Sekampus dan satu kost-an sejak jadi mahasiswa baru, Dinda, Manda, dan Dara tak pernah bermasalah. Atau mungkin jarang. Mereka saling paham satu sama lain. Tiga orang, tiga karakter berbeda, berteman dalam jangka waktu tidak sebentar.
Dinda tak tau harus berbuat apa saat suasana canggung antara dirinya dan Manda tercipta. Sebelumnya memang tidak pernah seperti ini. Perkara hati memang sensitif bukan?
Dara sebagai sosok cuek bukan tak menyadari apapun, tapi mungkin baginya akan lebih mudah untuk bicara pada Dinda saat ini. Baginya Manda tidak mudah kompromi untuk diajak mengobrol dengan tenang. Ia menemui Dinda di dalam kamar sedang duduk meratap pada sebuah bingkai foto. Itu foto Dinda bersama Alea.
"Kenapa? Ngerasa bersalah?"
Dinda mendongak saat Dara naik ke atas tempat tidur, mengambil salah satu boneka Dinda untuk dipeluk. Bergabung dengannya.
"Percuma lu ngeliatin foto orang lain buat nutupin perasaan lu sama orang baru. Yaaa, seenggaknya kan Alea sekarang udah jadi orang lain buat lu?" ujar Dara, menarik bingkai foto yang Dinda pegang.
"Ngeliat lu kayak gini tuh kadang ngebikin gue kasian sama Adif yang nganggep elu sebagai pacar fiktif, tapi itu cowok emang najis banget sih. Pengen gue musnahin!"
Dinda tertawa kecil. Ia teringat akan perilaku Adif yang berlebihan padanya tapi bisa ia pahami, itu terjadi semata-mata karena Adif sangat menyukainya. Mungkin jika tidak, Adif mana peduli padanya? Tidak mungkin seorang laki-laki rela buang waktu, materi, dan segalanya kalau tak ada maunya kan?
Dinda meringis membayangkan betapa Adif gila padanya.
"Udah ah, Adif basi." cibirnya.
"Hahaha, mau belajar jadi Manda lu?"
Dinda menggeleng dengan senyum tipisnya, "At least gue ngomong sama Adif kalau gue nggak mau sama dia. Mau sebaik apa dia juga, gue tetep nolak dia. Nggak gue main-mainin, nggak gue tahan-tahan, nggak gue kasih bualan manis juga biar dia mau spend banyak hal buat gue. Shit, men. Gue nggak butuh itu semua sekalipun gue miskin!"
Senyuman Dara berubah menjadi sebuah seringai, "Oh, jadi mau nyindir Manda?"

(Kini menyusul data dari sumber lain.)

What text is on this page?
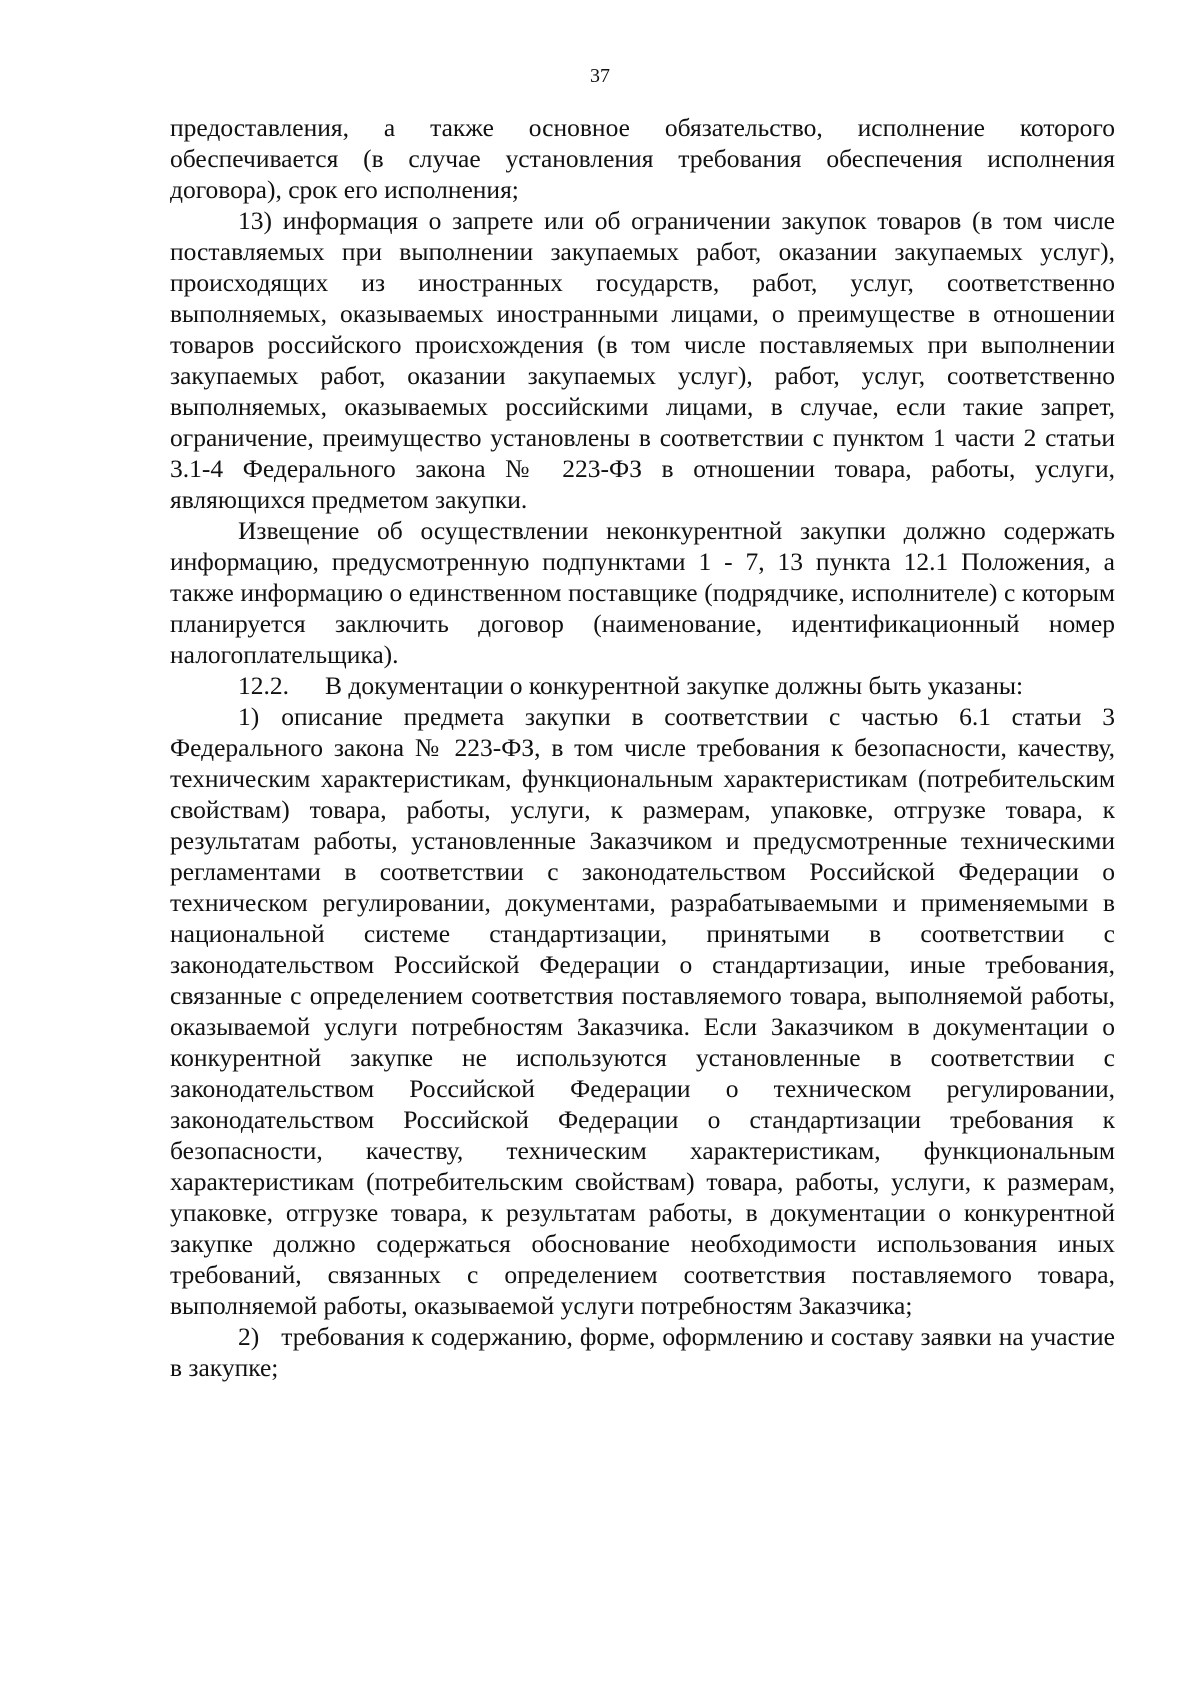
37

предоставления, а также основное обязательство, исполнение которого обеспечивается (в случае установления требования обеспечения исполнения договора), срок его исполнения;

13) информация о запрете или об ограничении закупок товаров (в том числе поставляемых при выполнении закупаемых работ, оказании закупаемых услуг), происходящих из иностранных государств, работ, услуг, соответственно выполняемых, оказываемых иностранными лицами, о преимуществе в отношении товаров российского происхождения (в том числе поставляемых при выполнении закупаемых работ, оказании закупаемых услуг), работ, услуг, соответственно выполняемых, оказываемых российскими лицами, в случае, если такие запрет, ограничение, преимущество установлены в соответствии с пунктом 1 части 2 статьи 3.1-4 Федерального закона № 223-ФЗ в отношении товара, работы, услуги, являющихся предметом закупки.

Извещение об осуществлении неконкурентной закупки должно содержать информацию, предусмотренную подпунктами 1 - 7, 13 пункта 12.1 Положения, а также информацию о единственном поставщике (подрядчике, исполнителе) с которым планируется заключить договор (наименование, идентификационный номер налогоплательщика).

12.2. В документации о конкурентной закупке должны быть указаны:

1) описание предмета закупки в соответствии с частью 6.1 статьи 3 Федерального закона № 223-ФЗ, в том числе требования к безопасности, качеству, техническим характеристикам, функциональным характеристикам (потребительским свойствам) товара, работы, услуги, к размерам, упаковке, отгрузке товара, к результатам работы, установленные Заказчиком и предусмотренные техническими регламентами в соответствии с законодательством Российской Федерации о техническом регулировании, документами, разрабатываемыми и применяемыми в национальной системе стандартизации, принятыми в соответствии с законодательством Российской Федерации о стандартизации, иные требования, связанные с определением соответствия поставляемого товара, выполняемой работы, оказываемой услуги потребностям Заказчика. Если Заказчиком в документации о конкурентной закупке не используются установленные в соответствии с законодательством Российской Федерации о техническом регулировании, законодательством Российской Федерации о стандартизации требования к безопасности, качеству, техническим характеристикам, функциональным характеристикам (потребительским свойствам) товара, работы, услуги, к размерам, упаковке, отгрузке товара, к результатам работы, в документации о конкурентной закупке должно содержаться обоснование необходимости использования иных требований, связанных с определением соответствия поставляемого товара, выполняемой работы, оказываемой услуги потребностям Заказчика;

2) требования к содержанию, форме, оформлению и составу заявки на участие в закупке;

Dinda melempar bantal pada Dara yang bersandar pada headboard tempat tidur di sampingnya.
"Nggak gitu, Ra."
"Manda akan selalu seperti itu, Din. Udah, biarin aja. Gue sih ngerti kemarin lu cuman pengen lurusin yang nggak bener aja. Cuman ya, lu tau sendiri kalau Manda orangnya keras. Mirip-mirip Alea, tapi nggak brutal alias versi manjanya gitu deh."
Dinda tertawa geli, "Versi manja gitu ya? Makanya kadang gue rasa namanya emang pas sih. Prasetya Riskha Amandjya~"
"Amanda, goblok!"
"HAHAHAHAHAHA!"
Dara dan Dinda saling memacu tawa kencang. Sampai Dinda tiba-tiba kehilangan kesenangan sesaatnya lagi karena ia merasa sedih mengingat sejak Alea meninggalkannya, semua jadi rumit.

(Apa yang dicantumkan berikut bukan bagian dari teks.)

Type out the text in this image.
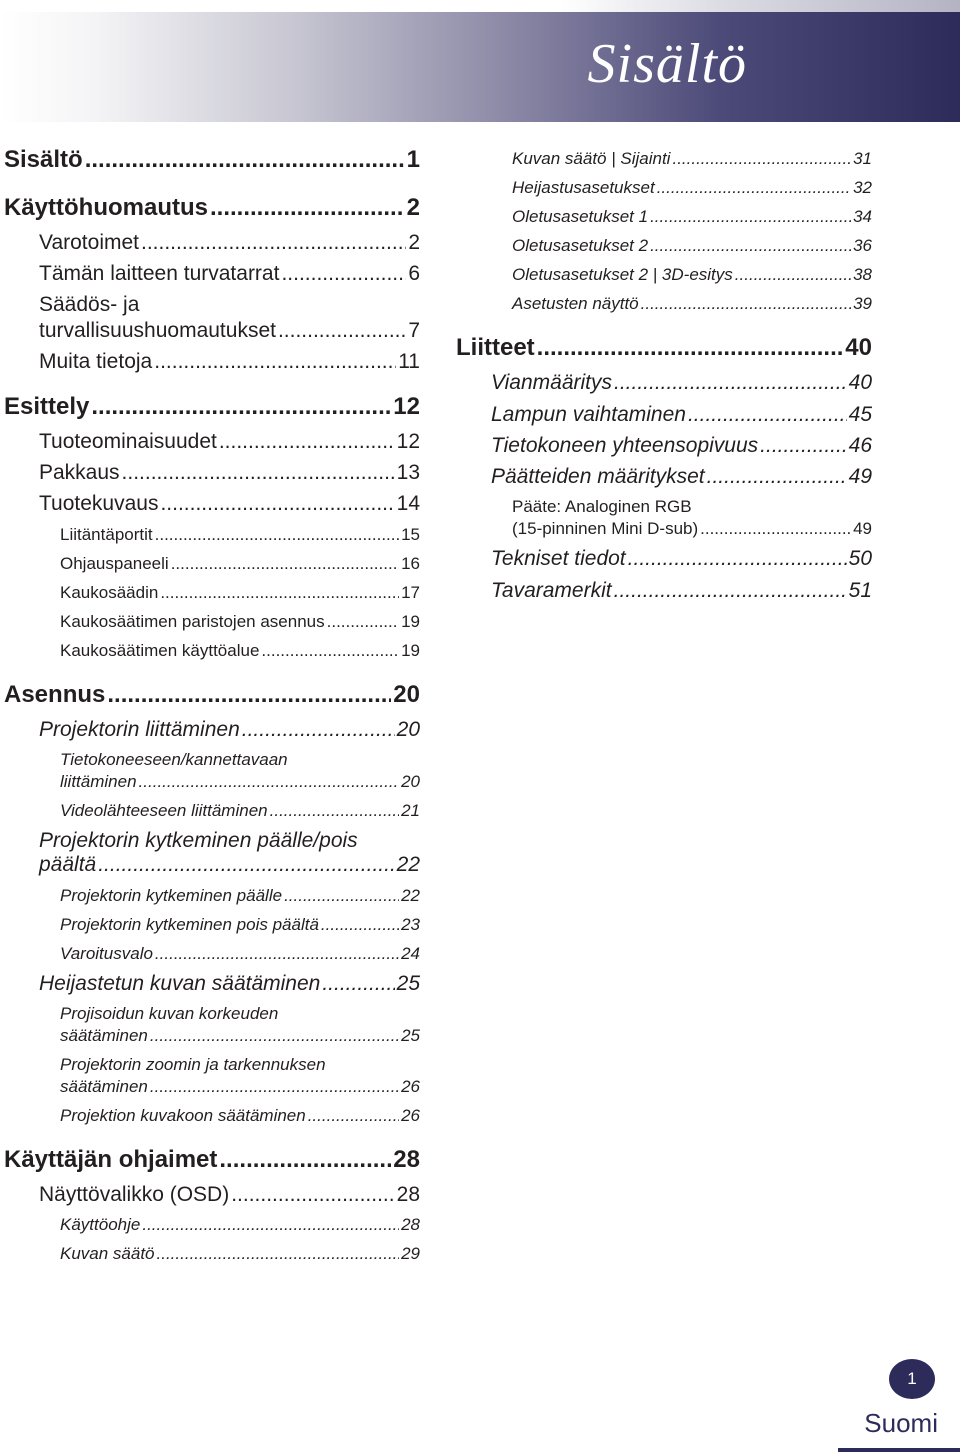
Sisältö
Sisältö .....	1
Käyttöhuomautus .....	2
Varotoimet .....	2
Tämän laitteen turvatarrat .....	6
Säädös- ja
turvallisuushuomautukset .....	7
Muita tietoja .....	11
Esittely .....	12
Tuoteominaisuudet .....	12
Pakkaus .....	13
Tuotekuvaus .....	14
Liitäntäportit .....	15
Ohjauspaneeli .....	16
Kaukosäädin .....	17
Kaukosäätimen paristojen asennus .....	19
Kaukosäätimen käyttöalue .....	19
Asennus .....	20
Projektorin liittäminen .....	20
Tietokoneeseen/kannettavaan
liittäminen .....	20
Videolähteeseen liittäminen .....	21
Projektorin kytkeminen päälle/pois
päältä .....	22
Projektorin kytkeminen päälle .....	22
Projektorin kytkeminen pois päältä .....	23
Varoitusvalo .....	24
Heijastetun kuvan säätäminen .....	25
Projisoidun kuvan korkeuden
säätäminen .....	25
Projektorin zoomin ja tarkennuksen
säätäminen .....	26
Projektion kuvakoon säätäminen .....	26
Käyttäjän ohjaimet .....	28
Näyttövalikko (OSD) .....	28
Käyttöohje .....	28
Kuvan säätö .....	29
Kuvan säätö | Sijainti .....	31
Heijastusasetukset .....	32
Oletusasetukset 1 .....	34
Oletusasetukset 2 .....	36
Oletusasetukset 2 | 3D-esitys .....	38
Asetusten näyttö .....	39
Liitteet .....	40
Vianmääritys .....	40
Lampun vaihtaminen .....	45
Tietokoneen yhteensopivuus .....	46
Päätteiden määritykset .....	49
Pääte: Analoginen RGB
(15-pinninen Mini D-sub) .....	49
Tekniset tiedot .....	50
Tavaramerkit .....	51
1
Suomi
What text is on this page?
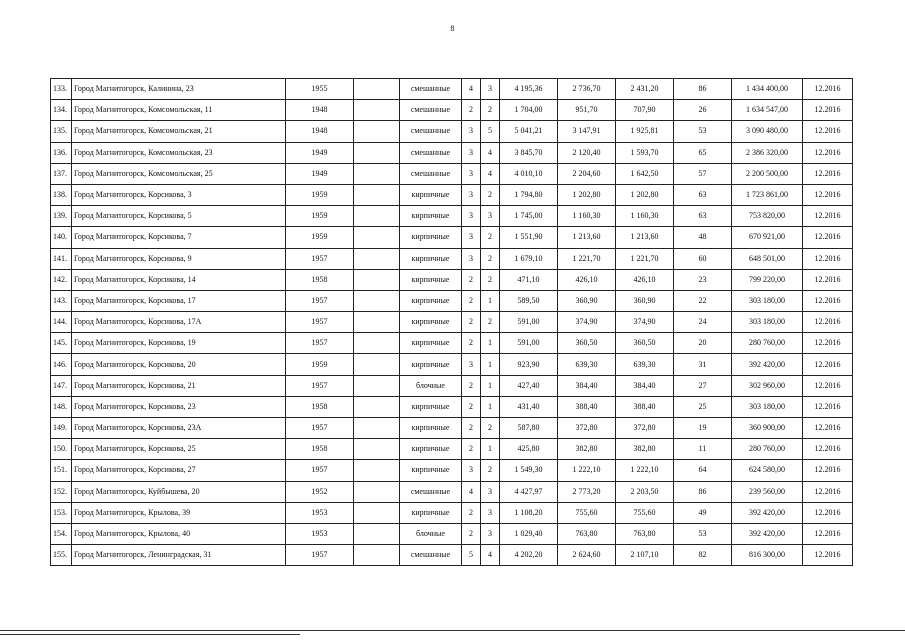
8
133.	Город Магнитогорск, Калинина, 23	1955		смешанные	4	3	4 195,36	2 736,70	2 431,20	86	1 434 400,00	12.2016
134.	Город Магнитогорск, Комсомольская, 11	1948		смешанные	2	2	1 704,00	951,70	707,90	26	1 634 547,00	12.2016
135.	Город Магнитогорск, Комсомольская, 21	1948		смешанные	3	5	5 041,21	3 147,91	1 925,81	53	3 090 480,00	12.2016
136.	Город Магнитогорск, Комсомольская, 23	1949		смешанные	3	4	3 845,70	2 120,40	1 593,70	65	2 386 320,00	12.2016
137.	Город Магнитогорск, Комсомольская, 25	1949		смешанные	3	4	4 010,10	2 204,60	1 642,50	57	2 200 500,00	12.2016
138.	Город Магнитогорск, Корсикова, 3	1959		кирпичные	3	2	1 794,80	1 202,80	1 202,80	63	1 723 861,00	12.2016
139.	Город Магнитогорск, Корсикова, 5	1959		кирпичные	3	3	1 745,00	1 160,30	1 160,30	63	753 820,00	12.2016
140.	Город Магнитогорск, Корсикова, 7	1959		кирпичные	3	2	1 551,90	1 213,60	1 213,60	48	670 921,00	12.2016
141.	Город Магнитогорск, Корсикова, 9	1957		кирпичные	3	2	1 679,10	1 221,70	1 221,70	60	648 501,00	12.2016
142.	Город Магнитогорск, Корсикова, 14	1958		кирпичные	2	2	471,10	426,10	426,10	23	799 220,00	12.2016
143.	Город Магнитогорск, Корсикова, 17	1957		кирпичные	2	1	589,50	360,90	360,90	22	303 180,00	12.2016
144.	Город Магнитогорск, Корсикова, 17А	1957		кирпичные	2	2	591,00	374,90	374,90	24	303 180,00	12.2016
145.	Город Магнитогорск, Корсикова, 19	1957		кирпичные	2	1	591,00	360,50	360,50	20	280 760,00	12.2016
146.	Город Магнитогорск, Корсикова, 20	1959		кирпичные	3	1	923,90	639,30	639,30	31	392 420,00	12.2016
147.	Город Магнитогорск, Корсикова, 21	1957		блочные	2	1	427,40	384,40	384,40	27	302 960,00	12.2016
148.	Город Магнитогорск, Корсикова, 23	1958		кирпичные	2	1	431,40	388,40	388,40	25	303 180,00	12.2016
149.	Город Магнитогорск, Корсикова, 23А	1957		кирпичные	2	2	587,80	372,80	372,80	19	360 900,00	12.2016
150.	Город Магнитогорск, Корсикова, 25	1958		кирпичные	2	1	425,80	382,80	382,80	11	280 760,00	12.2016
151.	Город Магнитогорск, Корсикова, 27	1957		кирпичные	3	2	1 549,30	1 222,10	1 222,10	64	624 580,00	12.2016
152.	Город Магнитогорск, Куйбышева, 20	1952		смешанные	4	3	4 427,97	2 773,20	2 203,50	86	239 560,00	12.2016
153.	Город Магнитогорск, Крылова, 39	1953		кирпичные	2	3	1 108,20	755,60	755,60	49	392 420,00	12.2016
154.	Город Магнитогорск, Крылова, 40	1953		блочные	2	3	1 029,40	763,80	763,80	53	392 420,00	12.2016
155.	Город Магнитогорск, Ленинградская, 31	1957		смешанные	5	4	4 202,20	2 624,60	2 107,10	82	816 300,00	12.2016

Dara melihatnya, keterpurukan sahabatnya, ia menarik Dinda ke dalam pelukannya. Sebagai satu-satunya yang paling 'kuat' di antara dua temannya, Dara selalu menjaga mereka berdua. Tertua, dan menjadi kakak bagi mereka.
"Gue ngerti. Lu nggak bisa nutupin perasaan lu dari gue. Ya mungkin nggak sebesar itu, tapi gue paham Din. Dari awal, gue udah tau. Hati kecil lu, nggak bisa biarin yang kayak Falian disakitin, kan?"

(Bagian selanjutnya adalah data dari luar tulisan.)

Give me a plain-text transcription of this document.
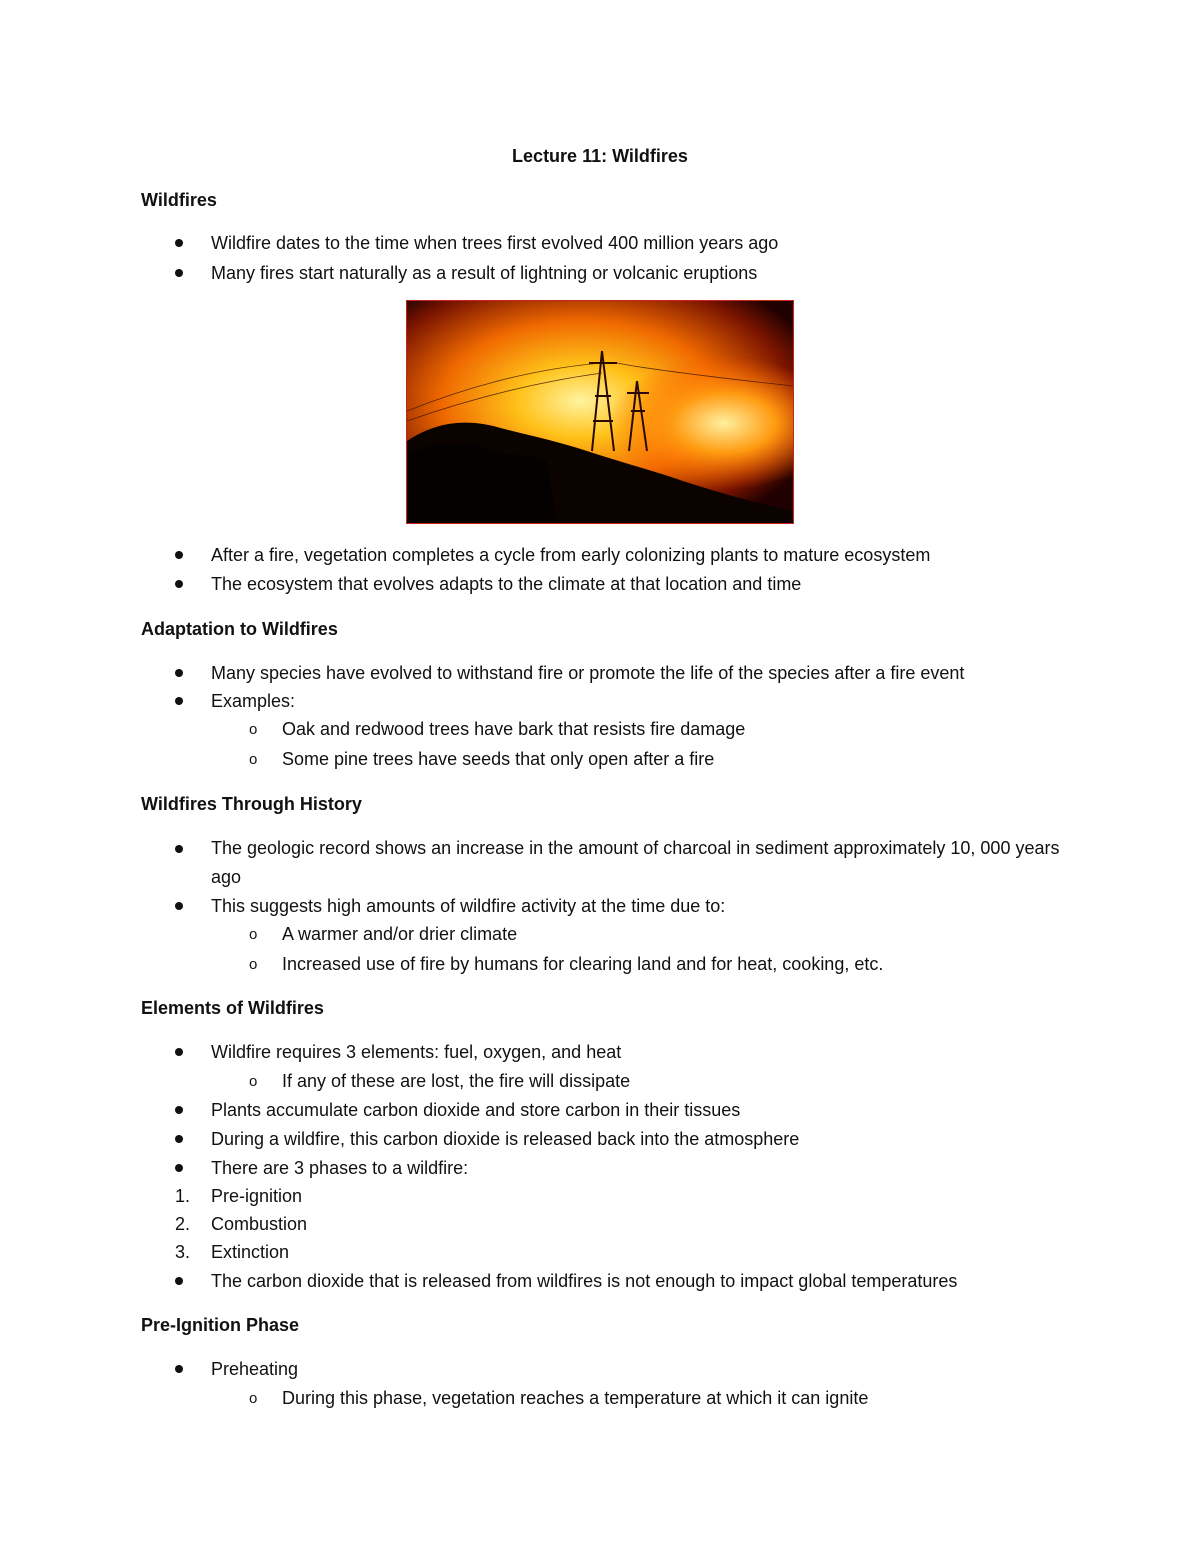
Lecture 11: Wildfires
Wildfires
Wildfire dates to the time when trees first evolved 400 million years ago
Many fires start naturally as a result of lightning or volcanic eruptions
After a fire, vegetation completes a cycle from early colonizing plants to mature ecosystem
The ecosystem that evolves adapts to the climate at that location and time
Adaptation to Wildfires
Many species have evolved to withstand fire or promote the life of the species after a fire event
Examples:
o Oak and redwood trees have bark that resists fire damage
o Some pine trees have seeds that only open after a fire
Wildfires Through History
The geologic record shows an increase in the amount of charcoal in sediment approximately 10, 000 years ago
This suggests high amounts of wildfire activity at the time due to:
o A warmer and/or drier climate
o Increased use of fire by humans for clearing land and for heat, cooking, etc.
Elements of Wildfires
Wildfire requires 3 elements: fuel, oxygen, and heat
o If any of these are lost, the fire will dissipate
Plants accumulate carbon dioxide and store carbon in their tissues
During a wildfire, this carbon dioxide is released back into the atmosphere
There are 3 phases to a wildfire:
1. Pre-ignition
2. Combustion
3. Extinction
The carbon dioxide that is released from wildfires is not enough to impact global temperatures
Pre-Ignition Phase
Preheating
o During this phase, vegetation reaches a temperature at which it can ignite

Dinda terhenyak mendengar pertanyaan Dara. Punggungnya bergetar dalam pelukan sahabatnya.
"Gue nggak berhak, Ra."
KAMU SEDANG MEMBACA
Kacamata Adinda
General Fiction10 tahun lalu, Adinda Assegaf menyaksikan banyak kisah di balik kacamata bersama pahitnya kopi hitam. Adinda-ku sayang... Adinda-ku malang...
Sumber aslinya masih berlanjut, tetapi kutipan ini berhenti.